Raadpleeg via de hoofdunit: Instellingenmenu > Instelling 06 - Laadefficiëntiefactor.
De laadefficiëntie van lithiumaccu's is veel hoger dan die van loodzuuraccu's. We bevelen aan de laadefficiëntie op 99 % in te stellen.
Ontladingslimiet
Zie op VictronConnect: Instellingen > Accu > Ontladingslimiet.
Raadpleeg via de hoofdunit: Instellingenmenu > Instelling 16 - SoC-relais.
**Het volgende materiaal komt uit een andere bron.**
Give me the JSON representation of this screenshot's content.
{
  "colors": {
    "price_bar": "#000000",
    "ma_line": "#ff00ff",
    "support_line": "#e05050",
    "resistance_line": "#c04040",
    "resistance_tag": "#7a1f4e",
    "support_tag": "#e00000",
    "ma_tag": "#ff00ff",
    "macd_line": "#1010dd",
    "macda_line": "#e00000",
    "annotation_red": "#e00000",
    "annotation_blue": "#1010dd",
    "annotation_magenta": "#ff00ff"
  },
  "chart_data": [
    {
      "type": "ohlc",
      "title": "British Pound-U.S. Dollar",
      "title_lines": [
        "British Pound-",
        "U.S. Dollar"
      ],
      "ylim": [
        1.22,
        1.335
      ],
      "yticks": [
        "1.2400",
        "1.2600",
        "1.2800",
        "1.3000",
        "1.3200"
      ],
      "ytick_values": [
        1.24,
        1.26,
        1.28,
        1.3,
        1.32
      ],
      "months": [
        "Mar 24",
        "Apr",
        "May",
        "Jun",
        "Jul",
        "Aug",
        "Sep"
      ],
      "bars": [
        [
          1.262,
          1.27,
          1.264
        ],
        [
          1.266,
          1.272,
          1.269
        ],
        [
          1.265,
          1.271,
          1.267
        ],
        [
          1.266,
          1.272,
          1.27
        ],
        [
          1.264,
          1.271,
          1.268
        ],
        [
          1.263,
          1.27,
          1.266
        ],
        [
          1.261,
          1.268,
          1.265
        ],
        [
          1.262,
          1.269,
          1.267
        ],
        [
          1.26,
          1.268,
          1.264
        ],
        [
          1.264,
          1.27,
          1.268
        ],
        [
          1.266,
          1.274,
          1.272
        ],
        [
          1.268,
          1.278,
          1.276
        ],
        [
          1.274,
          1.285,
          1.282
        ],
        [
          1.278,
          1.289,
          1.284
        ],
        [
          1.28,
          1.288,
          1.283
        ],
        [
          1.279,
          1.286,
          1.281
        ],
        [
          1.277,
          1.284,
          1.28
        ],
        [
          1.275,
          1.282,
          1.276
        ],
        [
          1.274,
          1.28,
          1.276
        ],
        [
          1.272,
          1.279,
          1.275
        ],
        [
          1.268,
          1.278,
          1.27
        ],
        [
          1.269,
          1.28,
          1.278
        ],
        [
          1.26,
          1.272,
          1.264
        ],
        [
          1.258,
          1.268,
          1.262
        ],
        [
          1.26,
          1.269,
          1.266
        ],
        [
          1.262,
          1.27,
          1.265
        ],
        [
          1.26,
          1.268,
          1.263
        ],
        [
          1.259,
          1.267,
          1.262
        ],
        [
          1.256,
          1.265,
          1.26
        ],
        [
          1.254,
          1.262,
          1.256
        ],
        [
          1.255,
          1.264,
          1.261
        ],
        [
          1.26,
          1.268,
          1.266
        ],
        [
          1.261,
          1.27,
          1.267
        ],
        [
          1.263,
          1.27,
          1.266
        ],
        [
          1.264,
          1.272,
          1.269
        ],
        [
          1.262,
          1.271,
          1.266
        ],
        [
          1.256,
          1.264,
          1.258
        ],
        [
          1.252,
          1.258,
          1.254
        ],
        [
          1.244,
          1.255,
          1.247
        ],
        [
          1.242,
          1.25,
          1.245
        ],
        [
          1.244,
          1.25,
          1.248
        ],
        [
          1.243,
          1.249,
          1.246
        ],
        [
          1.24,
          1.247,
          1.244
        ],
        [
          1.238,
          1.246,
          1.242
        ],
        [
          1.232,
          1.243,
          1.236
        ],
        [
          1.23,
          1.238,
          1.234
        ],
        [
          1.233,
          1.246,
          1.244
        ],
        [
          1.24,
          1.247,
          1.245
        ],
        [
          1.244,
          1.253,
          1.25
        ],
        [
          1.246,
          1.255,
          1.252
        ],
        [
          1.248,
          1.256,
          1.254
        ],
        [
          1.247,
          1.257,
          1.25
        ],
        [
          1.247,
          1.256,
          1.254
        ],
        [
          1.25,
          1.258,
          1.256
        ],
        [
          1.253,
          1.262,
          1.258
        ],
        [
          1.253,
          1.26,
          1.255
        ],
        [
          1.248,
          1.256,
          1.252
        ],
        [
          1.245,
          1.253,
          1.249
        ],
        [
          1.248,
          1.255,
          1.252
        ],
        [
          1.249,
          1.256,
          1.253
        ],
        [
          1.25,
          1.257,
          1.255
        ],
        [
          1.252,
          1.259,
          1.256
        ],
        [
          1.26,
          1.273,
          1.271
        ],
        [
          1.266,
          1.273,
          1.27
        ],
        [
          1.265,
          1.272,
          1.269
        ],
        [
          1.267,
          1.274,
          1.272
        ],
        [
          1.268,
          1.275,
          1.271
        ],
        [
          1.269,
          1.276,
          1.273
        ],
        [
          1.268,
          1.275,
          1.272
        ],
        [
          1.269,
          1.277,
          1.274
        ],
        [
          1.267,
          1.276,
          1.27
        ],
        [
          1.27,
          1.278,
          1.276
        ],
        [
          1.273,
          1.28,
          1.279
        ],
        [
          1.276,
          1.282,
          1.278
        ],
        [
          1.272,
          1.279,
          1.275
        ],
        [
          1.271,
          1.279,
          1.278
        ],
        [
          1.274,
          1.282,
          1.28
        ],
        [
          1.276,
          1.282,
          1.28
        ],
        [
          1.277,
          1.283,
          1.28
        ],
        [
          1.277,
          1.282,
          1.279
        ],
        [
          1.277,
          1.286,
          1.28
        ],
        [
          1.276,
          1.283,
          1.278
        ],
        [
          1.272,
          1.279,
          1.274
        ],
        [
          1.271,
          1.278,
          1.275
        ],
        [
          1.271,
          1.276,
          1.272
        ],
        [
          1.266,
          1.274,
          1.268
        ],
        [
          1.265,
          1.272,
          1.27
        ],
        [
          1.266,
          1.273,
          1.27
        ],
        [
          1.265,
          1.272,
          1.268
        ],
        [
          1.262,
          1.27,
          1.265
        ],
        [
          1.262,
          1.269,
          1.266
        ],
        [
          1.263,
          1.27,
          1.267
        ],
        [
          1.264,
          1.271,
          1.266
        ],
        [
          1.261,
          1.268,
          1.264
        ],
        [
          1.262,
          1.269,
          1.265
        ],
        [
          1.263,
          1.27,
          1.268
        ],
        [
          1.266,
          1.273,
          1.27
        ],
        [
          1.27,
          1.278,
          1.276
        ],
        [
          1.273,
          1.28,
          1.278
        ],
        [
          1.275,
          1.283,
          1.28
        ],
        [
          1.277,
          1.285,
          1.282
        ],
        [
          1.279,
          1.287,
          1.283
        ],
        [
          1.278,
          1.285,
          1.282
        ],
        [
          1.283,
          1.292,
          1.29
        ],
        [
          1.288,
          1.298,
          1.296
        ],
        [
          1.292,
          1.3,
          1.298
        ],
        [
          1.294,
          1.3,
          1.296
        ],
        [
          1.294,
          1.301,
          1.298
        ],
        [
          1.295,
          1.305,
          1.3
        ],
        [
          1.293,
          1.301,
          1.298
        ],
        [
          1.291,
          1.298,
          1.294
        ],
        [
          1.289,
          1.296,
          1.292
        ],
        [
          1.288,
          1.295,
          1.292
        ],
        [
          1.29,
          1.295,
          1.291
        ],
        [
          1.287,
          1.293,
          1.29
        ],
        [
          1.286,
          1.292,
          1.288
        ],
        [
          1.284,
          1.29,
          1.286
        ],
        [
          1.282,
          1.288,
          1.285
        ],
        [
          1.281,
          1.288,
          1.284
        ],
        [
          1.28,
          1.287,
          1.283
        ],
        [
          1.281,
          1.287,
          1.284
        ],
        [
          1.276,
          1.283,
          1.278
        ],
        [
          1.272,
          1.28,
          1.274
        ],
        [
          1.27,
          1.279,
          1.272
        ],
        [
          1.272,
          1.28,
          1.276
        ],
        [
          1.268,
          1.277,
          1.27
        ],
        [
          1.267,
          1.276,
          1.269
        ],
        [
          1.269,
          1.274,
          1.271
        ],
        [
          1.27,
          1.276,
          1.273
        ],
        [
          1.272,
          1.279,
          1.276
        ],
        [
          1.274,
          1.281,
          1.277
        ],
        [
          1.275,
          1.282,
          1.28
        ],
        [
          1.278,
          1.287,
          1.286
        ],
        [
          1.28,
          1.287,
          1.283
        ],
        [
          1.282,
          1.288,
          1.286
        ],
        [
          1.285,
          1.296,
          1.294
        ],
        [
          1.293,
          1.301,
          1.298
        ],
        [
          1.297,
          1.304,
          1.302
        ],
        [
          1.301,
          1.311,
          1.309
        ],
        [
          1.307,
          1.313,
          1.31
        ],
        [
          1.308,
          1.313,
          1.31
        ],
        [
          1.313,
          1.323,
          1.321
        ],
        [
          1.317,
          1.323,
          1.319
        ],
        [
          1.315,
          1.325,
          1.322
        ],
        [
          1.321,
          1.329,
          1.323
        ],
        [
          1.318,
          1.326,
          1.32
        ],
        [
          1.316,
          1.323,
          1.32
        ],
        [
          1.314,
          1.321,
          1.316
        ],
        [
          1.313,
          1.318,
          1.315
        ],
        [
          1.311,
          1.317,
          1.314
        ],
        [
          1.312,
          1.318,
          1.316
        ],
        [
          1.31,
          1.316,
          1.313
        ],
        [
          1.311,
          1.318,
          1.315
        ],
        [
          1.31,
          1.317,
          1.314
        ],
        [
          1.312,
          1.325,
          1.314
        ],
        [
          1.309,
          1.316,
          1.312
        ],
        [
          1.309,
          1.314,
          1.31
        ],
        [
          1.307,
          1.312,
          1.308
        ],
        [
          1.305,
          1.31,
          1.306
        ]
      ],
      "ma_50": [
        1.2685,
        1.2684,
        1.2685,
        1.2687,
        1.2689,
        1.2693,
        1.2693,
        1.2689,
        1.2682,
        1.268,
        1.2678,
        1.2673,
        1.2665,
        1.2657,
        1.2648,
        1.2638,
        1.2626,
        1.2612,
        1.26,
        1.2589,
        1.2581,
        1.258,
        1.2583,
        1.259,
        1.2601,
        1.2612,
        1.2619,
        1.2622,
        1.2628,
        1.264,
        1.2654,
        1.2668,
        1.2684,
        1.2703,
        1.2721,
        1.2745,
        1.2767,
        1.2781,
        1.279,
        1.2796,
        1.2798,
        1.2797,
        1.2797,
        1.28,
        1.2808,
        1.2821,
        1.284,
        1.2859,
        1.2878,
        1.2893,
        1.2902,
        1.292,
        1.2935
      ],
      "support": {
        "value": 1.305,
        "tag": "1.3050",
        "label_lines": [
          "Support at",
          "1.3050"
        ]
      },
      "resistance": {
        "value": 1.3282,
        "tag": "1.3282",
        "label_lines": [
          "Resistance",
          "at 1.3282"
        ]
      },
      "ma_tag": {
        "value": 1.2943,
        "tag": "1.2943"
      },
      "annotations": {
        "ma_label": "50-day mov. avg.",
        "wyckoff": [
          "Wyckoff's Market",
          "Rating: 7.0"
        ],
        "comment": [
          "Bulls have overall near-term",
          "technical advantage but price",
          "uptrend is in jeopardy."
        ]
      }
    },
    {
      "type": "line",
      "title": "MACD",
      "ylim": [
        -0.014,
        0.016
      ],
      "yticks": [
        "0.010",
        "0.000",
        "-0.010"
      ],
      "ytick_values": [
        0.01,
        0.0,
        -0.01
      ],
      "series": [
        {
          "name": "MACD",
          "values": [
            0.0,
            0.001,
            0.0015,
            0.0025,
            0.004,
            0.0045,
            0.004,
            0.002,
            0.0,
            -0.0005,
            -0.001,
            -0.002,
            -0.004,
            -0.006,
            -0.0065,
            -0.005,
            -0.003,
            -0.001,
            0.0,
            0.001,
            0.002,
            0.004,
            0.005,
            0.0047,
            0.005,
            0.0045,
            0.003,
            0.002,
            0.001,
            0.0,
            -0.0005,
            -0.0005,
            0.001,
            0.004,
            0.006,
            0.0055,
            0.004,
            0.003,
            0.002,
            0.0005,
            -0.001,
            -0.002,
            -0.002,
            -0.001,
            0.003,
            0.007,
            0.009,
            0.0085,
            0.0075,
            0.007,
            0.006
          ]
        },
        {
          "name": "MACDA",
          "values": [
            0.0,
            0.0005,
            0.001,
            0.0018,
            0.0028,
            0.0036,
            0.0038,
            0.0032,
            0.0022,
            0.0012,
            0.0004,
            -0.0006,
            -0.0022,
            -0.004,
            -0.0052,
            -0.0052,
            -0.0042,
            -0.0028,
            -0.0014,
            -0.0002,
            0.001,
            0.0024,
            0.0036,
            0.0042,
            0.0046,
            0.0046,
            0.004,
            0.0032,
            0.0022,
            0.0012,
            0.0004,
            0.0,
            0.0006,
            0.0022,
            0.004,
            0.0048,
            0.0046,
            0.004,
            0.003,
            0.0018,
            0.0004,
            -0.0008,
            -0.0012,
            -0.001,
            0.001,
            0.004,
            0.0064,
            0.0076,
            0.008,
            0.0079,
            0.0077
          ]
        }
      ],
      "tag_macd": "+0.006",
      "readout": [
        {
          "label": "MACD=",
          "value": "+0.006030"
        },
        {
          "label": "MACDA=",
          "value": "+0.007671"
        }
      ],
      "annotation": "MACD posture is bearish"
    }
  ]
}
Deze instelling wordt gebruikt voor de berekening van de “resterende tijd” en wordt standaard ingesteld op 50 % voor loodzuuraccu's. Echter, lithiumaccu's kunnen gebruikelijk beduidend dieper dan 50 % ontladen worden. De ontladingslimiet kan worden ingesteld op een waarde tussen de 10 en 20 %, tenzij de leverancier van de accu anders adviseert.
Waarschuwing
Belangrijke waarschuwing
Lithiumaccu's zijn duur en kunnen onherstelbaar worden beschadigd door zeer diepe ontlading of overlading. Schade als gevolg van diepe ontlading kan optreden als kleine belastingen de accu langzaam ontladen wanneer het systeem niet in gebruik is. Enkele voorbeelden van deze belastingen zijn alarmsystemen, standby-stroom van DC belastingen en afvoer van lekstroom van acculaders of laadregelaars.
Restontladingsstroom is vooral schadelijk als het systeem volledig ontladen is totdat het systeem uitschakelt door een te lage celspanning. Op dit moment kan de laadstatus tot 1 % dalen. De lithium accu raakt beschadigd als de resterende stroom uit de accu wordt getrokken. Deze schade kan onherstelbaar zijn.
Een reststroom van 1 mA bijvoorbeeld kan een 100 Ah accu beschadigen indien de accu voor meer dan 40 dagen ontladen was (1 mA x 24 h x 40 dagen = 0,96 Ah).
De accumonitor trekt <48mW van een accu. De positieve voeding moet daarom worden onderbroken als een systeem met li-ion-accu's niet wordt gebruikt gedurende een periode die lang genoeg is om ervoor te zorgen dat het stroomverbruik van de accumonitor de accu volledig ontlaadt.
Isoleer de accu, in geval van twijfel over de mogelijke reststroomafname, door de accuschakelaar open te zetten, door de zekering(en) uit te trekken of door de accu plus los te koppelen wanneer het systeem niet in gebruik is.